Dual-Stream Attention Mechanism
The gated cross-attention mechanism allows PoultryLeX-Net to capture both local and long-range semantic dependencies, enhancing its contextual understanding and sentiment analysis capabilities.
Demerits
Limited Generalizability
The study's focus on a specific industry and dataset may limit the applicability of PoultryLeX-Net to other domains and datasets, requiring further evaluation and adaptation.

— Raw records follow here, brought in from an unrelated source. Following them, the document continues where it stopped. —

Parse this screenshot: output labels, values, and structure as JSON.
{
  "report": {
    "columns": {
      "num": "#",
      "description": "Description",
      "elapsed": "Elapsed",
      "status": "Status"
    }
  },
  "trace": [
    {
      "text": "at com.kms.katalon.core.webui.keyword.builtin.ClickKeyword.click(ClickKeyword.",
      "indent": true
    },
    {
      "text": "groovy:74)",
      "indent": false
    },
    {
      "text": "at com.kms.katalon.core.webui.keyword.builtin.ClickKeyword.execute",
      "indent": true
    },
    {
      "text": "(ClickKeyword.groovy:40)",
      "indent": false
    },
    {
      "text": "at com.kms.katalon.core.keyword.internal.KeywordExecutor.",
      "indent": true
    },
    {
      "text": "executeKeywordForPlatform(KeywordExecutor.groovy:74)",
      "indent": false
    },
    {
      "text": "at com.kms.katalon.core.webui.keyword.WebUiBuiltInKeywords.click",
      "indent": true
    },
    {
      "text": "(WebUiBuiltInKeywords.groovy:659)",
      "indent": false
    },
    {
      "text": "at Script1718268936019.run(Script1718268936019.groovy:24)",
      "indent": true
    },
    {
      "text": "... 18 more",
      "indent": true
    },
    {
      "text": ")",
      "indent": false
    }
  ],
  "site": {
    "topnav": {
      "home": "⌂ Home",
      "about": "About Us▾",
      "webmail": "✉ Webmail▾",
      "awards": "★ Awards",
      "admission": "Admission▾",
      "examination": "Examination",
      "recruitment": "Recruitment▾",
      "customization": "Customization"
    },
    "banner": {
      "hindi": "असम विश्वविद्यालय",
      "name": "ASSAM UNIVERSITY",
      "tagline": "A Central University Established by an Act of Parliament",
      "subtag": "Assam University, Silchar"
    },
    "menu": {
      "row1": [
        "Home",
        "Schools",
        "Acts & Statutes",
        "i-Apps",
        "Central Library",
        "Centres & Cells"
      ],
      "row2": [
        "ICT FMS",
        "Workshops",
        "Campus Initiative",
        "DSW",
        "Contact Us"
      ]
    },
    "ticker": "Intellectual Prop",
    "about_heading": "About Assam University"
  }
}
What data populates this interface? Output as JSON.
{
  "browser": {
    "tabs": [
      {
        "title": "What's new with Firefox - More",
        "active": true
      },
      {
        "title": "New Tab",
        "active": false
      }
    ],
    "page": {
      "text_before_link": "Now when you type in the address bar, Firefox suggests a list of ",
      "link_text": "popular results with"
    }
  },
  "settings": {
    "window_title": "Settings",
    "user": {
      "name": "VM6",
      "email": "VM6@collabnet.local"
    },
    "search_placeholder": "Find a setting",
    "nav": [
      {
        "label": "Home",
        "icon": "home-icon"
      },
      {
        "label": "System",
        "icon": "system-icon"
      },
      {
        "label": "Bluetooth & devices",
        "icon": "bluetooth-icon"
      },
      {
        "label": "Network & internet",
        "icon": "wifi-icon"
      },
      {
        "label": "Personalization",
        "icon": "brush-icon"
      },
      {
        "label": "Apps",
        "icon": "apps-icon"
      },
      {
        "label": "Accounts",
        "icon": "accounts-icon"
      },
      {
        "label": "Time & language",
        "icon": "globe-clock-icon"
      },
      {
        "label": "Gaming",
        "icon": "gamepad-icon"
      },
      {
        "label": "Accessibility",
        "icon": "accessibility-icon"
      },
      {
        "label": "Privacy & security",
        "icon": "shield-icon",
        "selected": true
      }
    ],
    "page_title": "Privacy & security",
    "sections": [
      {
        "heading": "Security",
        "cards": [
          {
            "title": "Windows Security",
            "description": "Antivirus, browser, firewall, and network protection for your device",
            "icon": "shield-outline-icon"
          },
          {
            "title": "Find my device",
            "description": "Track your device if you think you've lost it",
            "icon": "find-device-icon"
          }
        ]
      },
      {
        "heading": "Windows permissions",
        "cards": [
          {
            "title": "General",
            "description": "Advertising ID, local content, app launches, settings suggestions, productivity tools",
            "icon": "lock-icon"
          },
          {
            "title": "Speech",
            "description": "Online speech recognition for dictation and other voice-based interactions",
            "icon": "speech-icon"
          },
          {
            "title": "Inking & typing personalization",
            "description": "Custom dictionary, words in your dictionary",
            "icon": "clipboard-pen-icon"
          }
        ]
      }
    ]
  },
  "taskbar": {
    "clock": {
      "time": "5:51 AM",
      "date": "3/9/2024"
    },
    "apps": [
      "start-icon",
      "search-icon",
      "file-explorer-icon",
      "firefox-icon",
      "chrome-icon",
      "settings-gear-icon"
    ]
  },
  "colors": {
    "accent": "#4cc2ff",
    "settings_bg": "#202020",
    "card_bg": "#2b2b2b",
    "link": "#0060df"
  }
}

Dependence on High-Quality Training Data
PoultryLeX-Net's performance is heavily dependent on the quality and quantity of the training data, which may not always be available or representative of the real-world scenario.
Expert Commentary
The proposed PoultryLeX-Net framework demonstrates a significant improvement in sentiment classification performance, particularly in the poultry industry. However, the study's limitations, such as dependence on high-quality training data and limited generalizability, require careful consideration. Future work should focus on adapting PoultryLeX-Net to other domains and datasets, as well as exploring its potential applications in other industries. Additionally, the study's policy implications highlight the need for further research on the impact of sentiment analysis on industry practices and policy decisions.
Recommendations
- ✓ Future studies should focus on adapting PoultryLeX-Net to other domains and datasets to evaluate its generalizability and potential applications.
- ✓ Researchers should explore the potential applications of PoultryLeX-Net in other industries, such as agriculture, food processing, and animal welfare.